There are 18 much richer Australians this week, and it’s not down to a lottery win.
Goldman Sachs JBWere has promoted18 people to become Australian managing directors (MDs) – nearly doubling the 22 it had. Rumour has it they’ll each be on at least US$1.5m (AU$2.0m).
What’s going on?
Craig Drummond, Chief Operating Officer at Goldman Sachs JBWere Sydney says the appointments “reflect the depth of talent and the significant contribution this group has made during what has been a good year for the firm.” Meanwhile, a GSJBW spokeswoman says they were rewards for the ”exceptional performance’,’ and a way of harnessing leadership skills for the company. ”It also shows you can have a dedicated career path within the firm.”
Matthew Gowan, senior manager Hays Banking, says it is a retention strategy, as well as a reward.
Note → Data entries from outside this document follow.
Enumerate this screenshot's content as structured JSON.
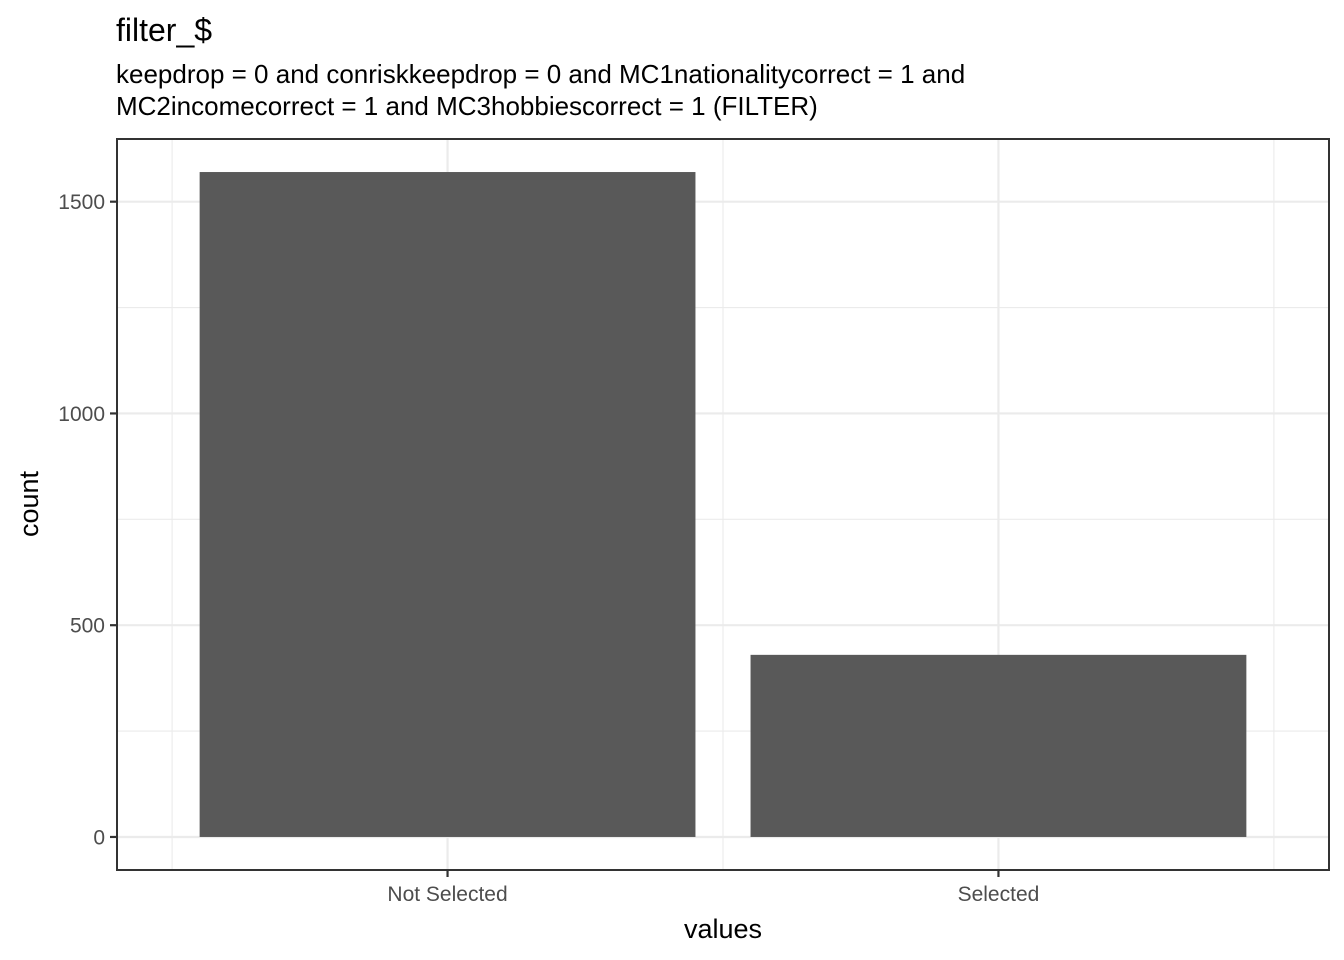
{
  "chart_data": {
    "type": "bar",
    "title": "filter_$",
    "subtitle_lines": [
      "keepdrop = 0 and conriskkeepdrop = 0 and MC1nationalitycorrect = 1 and",
      "MC2incomecorrect = 1 and MC3hobbiescorrect = 1 (FILTER)"
    ],
    "xlabel": "values",
    "ylabel": "count",
    "categories": [
      "Not Selected",
      "Selected"
    ],
    "values": [
      1570,
      430
    ],
    "ylim": [
      -78,
      1648
    ],
    "yticks": [
      0,
      500,
      1000,
      1500
    ],
    "ytick_labels": [
      "0",
      "500",
      "1000",
      "1500"
    ],
    "bar_color": "#595959",
    "grid": true,
    "legend": "none"
  }
}
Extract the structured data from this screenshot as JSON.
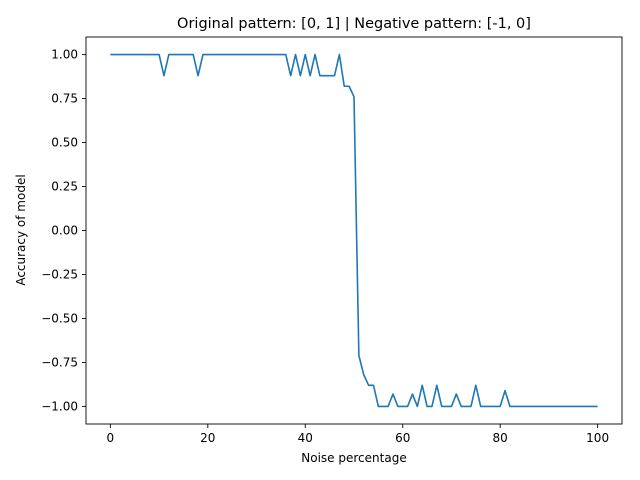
{
  "chart_data": {
    "type": "line",
    "title": "Original pattern: [0, 1] | Negative pattern: [-1, 0]",
    "xlabel": "Noise percentage",
    "ylabel": "Accuracy of model",
    "xlim": [
      -5,
      105
    ],
    "ylim": [
      -1.1,
      1.1
    ],
    "xticks": [
      0,
      20,
      40,
      60,
      80,
      100
    ],
    "yticks": [
      -1.0,
      -0.75,
      -0.5,
      -0.25,
      0.0,
      0.25,
      0.5,
      0.75,
      1.0
    ],
    "xtick_labels": [
      "0",
      "20",
      "40",
      "60",
      "80",
      "100"
    ],
    "ytick_labels": [
      "−1.00",
      "−0.75",
      "−0.50",
      "−0.25",
      "0.00",
      "0.25",
      "0.50",
      "0.75",
      "1.00"
    ],
    "grid": false,
    "series": [
      {
        "color": "#1f77b4",
        "x": [
          0,
          1,
          2,
          3,
          4,
          5,
          6,
          7,
          8,
          9,
          10,
          11,
          12,
          13,
          14,
          15,
          16,
          17,
          18,
          19,
          20,
          21,
          22,
          23,
          24,
          25,
          26,
          27,
          28,
          29,
          30,
          31,
          32,
          33,
          34,
          35,
          36,
          37,
          38,
          39,
          40,
          41,
          42,
          43,
          44,
          45,
          46,
          47,
          48,
          49,
          50,
          51,
          52,
          53,
          54,
          55,
          56,
          57,
          58,
          59,
          60,
          61,
          62,
          63,
          64,
          65,
          66,
          67,
          68,
          69,
          70,
          71,
          72,
          73,
          74,
          75,
          76,
          77,
          78,
          79,
          80,
          81,
          82,
          83,
          84,
          85,
          86,
          87,
          88,
          89,
          90,
          91,
          92,
          93,
          94,
          95,
          96,
          97,
          98,
          99,
          100
        ],
        "y": [
          1,
          1,
          1,
          1,
          1,
          1,
          1,
          1,
          1,
          1,
          1,
          0.88,
          1,
          1,
          1,
          1,
          1,
          1,
          0.88,
          1,
          1,
          1,
          1,
          1,
          1,
          1,
          1,
          1,
          1,
          1,
          1,
          1,
          1,
          1,
          1,
          1,
          1,
          0.88,
          1,
          0.88,
          1,
          0.88,
          1,
          0.88,
          0.88,
          0.88,
          0.88,
          1,
          0.82,
          0.82,
          0.76,
          -0.71,
          -0.82,
          -0.88,
          -0.88,
          -1,
          -1,
          -1,
          -0.93,
          -1,
          -1,
          -1,
          -0.93,
          -1,
          -0.88,
          -1,
          -1,
          -0.88,
          -1,
          -1,
          -1,
          -0.93,
          -1,
          -1,
          -1,
          -0.88,
          -1,
          -1,
          -1,
          -1,
          -1,
          -0.91,
          -1,
          -1,
          -1,
          -1,
          -1,
          -1,
          -1,
          -1,
          -1,
          -1,
          -1,
          -1,
          -1,
          -1,
          -1,
          -1,
          -1,
          -1,
          -1
        ]
      }
    ]
  }
}
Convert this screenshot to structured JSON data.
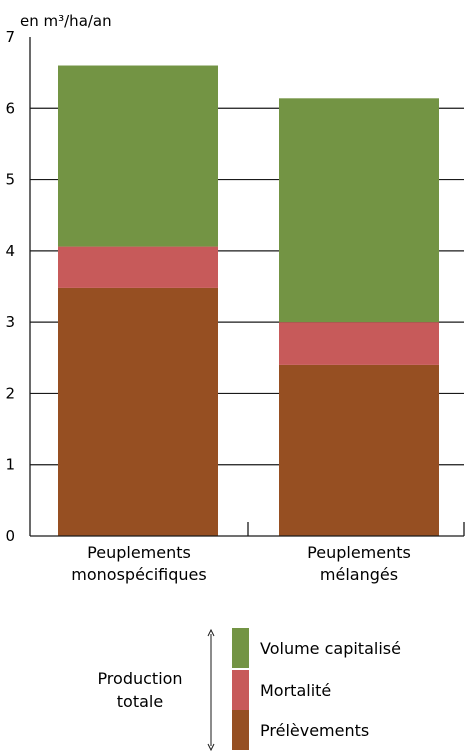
{
  "chart_data": {
    "type": "bar",
    "stacked": true,
    "unit_label": "en m³/ha/an",
    "categories": [
      "Peuplements\nmonospécifiques",
      "Peuplements\nmélangés"
    ],
    "series": [
      {
        "name": "Prélèvements",
        "color": "#964f22",
        "values": [
          3.48,
          2.4
        ]
      },
      {
        "name": "Mortalité",
        "color": "#c75a5a",
        "values": [
          0.58,
          0.6
        ]
      },
      {
        "name": "Volume capitalisé",
        "color": "#739444",
        "values": [
          2.54,
          3.14
        ]
      }
    ],
    "ylim": [
      0,
      7
    ],
    "yticks": [
      0,
      1,
      2,
      3,
      4,
      5,
      6,
      7
    ],
    "grid": true,
    "legend_position": "bottom",
    "legend_group_label": "Production\ntotale"
  }
}
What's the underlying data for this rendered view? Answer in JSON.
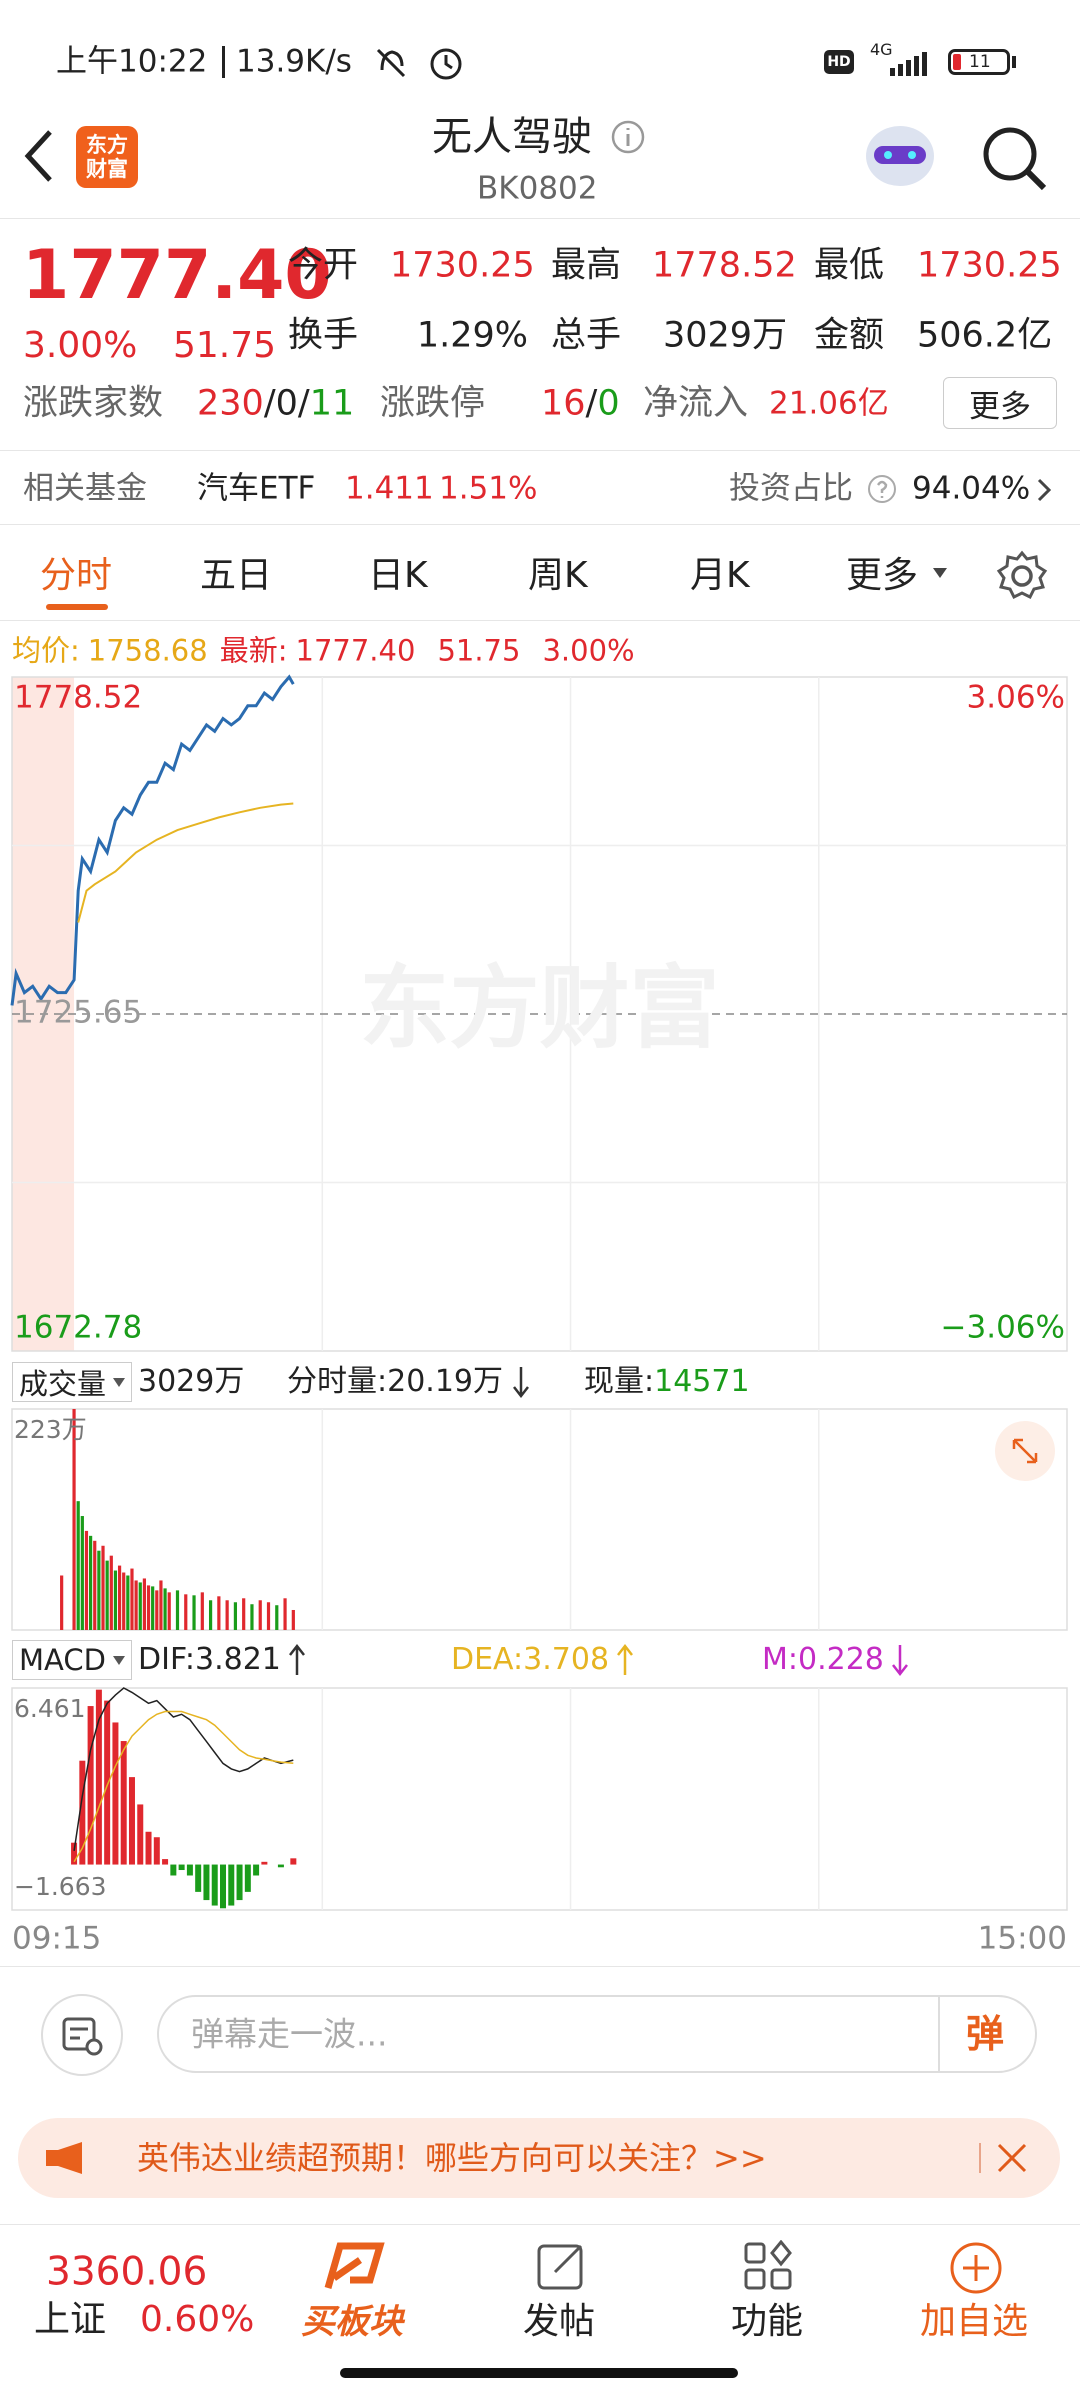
{
  "status_bar": {
    "time": "上午10:22",
    "speed": "13.9K/s",
    "hd": "HD",
    "network": "4G",
    "battery": "11"
  },
  "header": {
    "logo": [
      "东方",
      "财富"
    ],
    "title": "无人驾驶",
    "code": "BK0802"
  },
  "quote": {
    "price": "1777.40",
    "change_pct": "3.00%",
    "change": "51.75",
    "fields": [
      {
        "label": "今开",
        "value": "1730.25"
      },
      {
        "label": "最高",
        "value": "1778.52"
      },
      {
        "label": "最低",
        "value": "1730.25"
      },
      {
        "label": "换手",
        "value": "1.29%"
      },
      {
        "label": "总手",
        "value": "3029万"
      },
      {
        "label": "金额",
        "value": "506.2亿"
      }
    ],
    "breadth": {
      "label": "涨跌家数",
      "up": "230",
      "flat": "0",
      "down": "11",
      "sep": "/",
      "limit_label": "涨跌停",
      "limit_up": "16",
      "limit_down": "0",
      "inflow_label": "净流入",
      "inflow": "21.06亿",
      "more": "更多"
    }
  },
  "fund": {
    "label": "相关基金",
    "name": "汽车ETF",
    "price": "1.411",
    "pct": "1.51%",
    "ratio_label": "投资占比",
    "ratio": "94.04%"
  },
  "tabs": [
    "分时",
    "五日",
    "日K",
    "周K",
    "月K",
    "更多"
  ],
  "legend": {
    "avg_label": "均价:",
    "avg": "1758.68",
    "last_label": "最新:",
    "last": "1777.40",
    "change": "51.75",
    "pct": "3.00%"
  },
  "intraday": {
    "type": "line",
    "watermark": "东方财富",
    "xlim": [
      0,
      255
    ],
    "xgrid": [
      75,
      135,
      195
    ],
    "shade_x": [
      0,
      15
    ],
    "ylim": [
      1672.78,
      1778.52
    ],
    "yticks": [
      1778.52,
      1725.65,
      1672.78
    ],
    "ygrid": [
      1752.085,
      1699.215
    ],
    "y2lim": [
      -3.06,
      3.06
    ],
    "y2ticks": [
      {
        "value": 3.06,
        "label": "3.06%"
      },
      {
        "value": -3.06,
        "label": "−3.06%"
      }
    ],
    "series": [
      {
        "color": "#2b6cb0",
        "x": [
          0,
          1,
          3,
          5,
          7,
          9,
          11,
          13,
          15,
          16,
          17,
          19,
          21,
          23,
          25,
          27,
          29,
          31,
          33,
          35,
          37,
          39,
          41,
          43,
          45,
          47,
          49,
          51,
          53,
          55,
          57,
          59,
          61,
          63,
          65,
          67,
          68
        ],
        "values": [
          1727,
          1732,
          1729,
          1730,
          1728,
          1730,
          1729,
          1729,
          1731,
          1745,
          1750,
          1748,
          1753,
          1751,
          1756,
          1758,
          1757,
          1760,
          1762,
          1762,
          1765,
          1764,
          1768,
          1767,
          1769,
          1771,
          1770,
          1772,
          1771,
          1772,
          1774,
          1774,
          1776,
          1775,
          1777,
          1778.52,
          1777.4
        ]
      },
      {
        "color": "#e6b422",
        "x": [
          16,
          18,
          20,
          25,
          30,
          35,
          40,
          45,
          50,
          55,
          60,
          65,
          68
        ],
        "values": [
          1740,
          1745,
          1746,
          1748,
          1751,
          1753,
          1754.5,
          1755.5,
          1756.5,
          1757.3,
          1758,
          1758.5,
          1758.68
        ]
      }
    ]
  },
  "volume_header": {
    "selector": "成交量",
    "total": "3029万",
    "tick_label": "分时量:",
    "tick": "20.19万",
    "now_label": "现量:",
    "now": "14571"
  },
  "volume": {
    "type": "bar",
    "xlim": [
      0,
      255
    ],
    "ylim": [
      0,
      223
    ],
    "yticks": [
      {
        "value": 223,
        "label": "223万"
      }
    ],
    "x": [
      12,
      15,
      16,
      17,
      18,
      19,
      20,
      21,
      22,
      23,
      24,
      25,
      26,
      27,
      28,
      29,
      30,
      31,
      32,
      33,
      34,
      35,
      36,
      37,
      38,
      40,
      42,
      44,
      46,
      48,
      50,
      52,
      54,
      56,
      58,
      60,
      62,
      64,
      66,
      68
    ],
    "values": [
      55,
      223,
      130,
      115,
      100,
      95,
      90,
      80,
      85,
      70,
      75,
      60,
      65,
      58,
      55,
      62,
      50,
      48,
      52,
      45,
      44,
      40,
      50,
      42,
      38,
      40,
      36,
      35,
      38,
      30,
      34,
      30,
      28,
      32,
      26,
      30,
      28,
      25,
      32,
      20.19
    ],
    "colors": [
      "#e0282e",
      "#e0282e",
      "#1a9c1a",
      "#1a9c1a",
      "#e0282e",
      "#1a9c1a",
      "#e0282e",
      "#1a9c1a",
      "#e0282e",
      "#1a9c1a",
      "#e0282e",
      "#1a9c1a",
      "#e0282e",
      "#e0282e",
      "#1a9c1a",
      "#e0282e",
      "#e0282e",
      "#1a9c1a",
      "#e0282e",
      "#e0282e",
      "#1a9c1a",
      "#e0282e",
      "#e0282e",
      "#1a9c1a",
      "#e0282e",
      "#1a9c1a",
      "#e0282e",
      "#1a9c1a",
      "#e0282e",
      "#1a9c1a",
      "#e0282e",
      "#e0282e",
      "#1a9c1a",
      "#e0282e",
      "#1a9c1a",
      "#e0282e",
      "#e0282e",
      "#1a9c1a",
      "#e0282e",
      "#e0282e"
    ]
  },
  "macd_header": {
    "selector": "MACD",
    "dif": "DIF:3.821",
    "dea": "DEA:3.708",
    "m": "M:0.228"
  },
  "macd": {
    "type": "macd",
    "xlim": [
      0,
      255
    ],
    "ylim": [
      -1.663,
      6.461
    ],
    "yticks": [
      6.461,
      {
        "value": -1.663,
        "label": "−1.663"
      }
    ],
    "x": [
      15,
      17,
      19,
      21,
      23,
      25,
      27,
      29,
      31,
      33,
      35,
      37,
      39,
      41,
      43,
      45,
      47,
      49,
      51,
      53,
      55,
      57,
      59,
      61,
      63,
      65,
      68
    ],
    "dif": {
      "color": "#222222",
      "values": [
        0.5,
        2.5,
        4.2,
        5.3,
        5.9,
        6.2,
        6.46,
        6.3,
        6.1,
        5.9,
        6.0,
        5.7,
        5.4,
        5.5,
        5.3,
        4.9,
        4.5,
        4.1,
        3.7,
        3.5,
        3.4,
        3.5,
        3.7,
        3.9,
        3.8,
        3.7,
        3.821
      ]
    },
    "dea": {
      "color": "#e6b422",
      "values": [
        0.1,
        0.6,
        1.3,
        2.1,
        2.9,
        3.6,
        4.2,
        4.7,
        5.0,
        5.3,
        5.5,
        5.6,
        5.6,
        5.6,
        5.5,
        5.4,
        5.3,
        5.1,
        4.8,
        4.5,
        4.2,
        4.0,
        3.9,
        3.85,
        3.8,
        3.75,
        3.708
      ]
    },
    "m": {
      "values": [
        0.8,
        3.8,
        5.8,
        6.4,
        6.0,
        5.2,
        4.52,
        3.2,
        2.2,
        1.2,
        1.0,
        0.2,
        -0.4,
        -0.2,
        -0.4,
        -1.0,
        -1.3,
        -1.5,
        -1.6,
        -1.5,
        -1.3,
        -1.0,
        -0.4,
        0.1,
        0,
        -0.1,
        0.228
      ]
    }
  },
  "time_axis": {
    "xlim": [
      0,
      255
    ],
    "xticks": [
      {
        "value": 0,
        "label": "09:15"
      },
      {
        "value": 255,
        "label": "15:00"
      }
    ]
  },
  "comment": {
    "placeholder": "弹幕走一波...",
    "button": "弹"
  },
  "banner": {
    "text": "英伟达业绩超预期！哪些方向可以关注？>>"
  },
  "bottom_nav": {
    "index_value": "3360.06",
    "index_name": "上证",
    "index_pct": "0.60%",
    "items": [
      "买板块",
      "发帖",
      "功能",
      "加自选"
    ]
  }
}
After all, who’s going to leave with a pot of gold like this waiting?
The disproportionate number of Goldman is a top-tier bank might have something to do with the promotion of legacy JBWere staff. After all, Goldman needs a strong distribution network in Australia, which is exactly what it got in buying JBWere. What better way to tie in JBW bankers than make them MD.
Goldman has a history of promotions and “fantastic remuneration” says John Noonan, Sydney bureau chief at Thomson Financial IFR. “They lock people in at director level. These banks exist to generate profit, and they reward their high-performers and try to keep them.”
Standard & Poor’s New York has a wider view. It believes the rash of promotions springs from Australia’s China-fuelled commodities boom and the explosion of financial institutions in Asia, all of which are hungry for bankers – many of whom live just south of the Equator.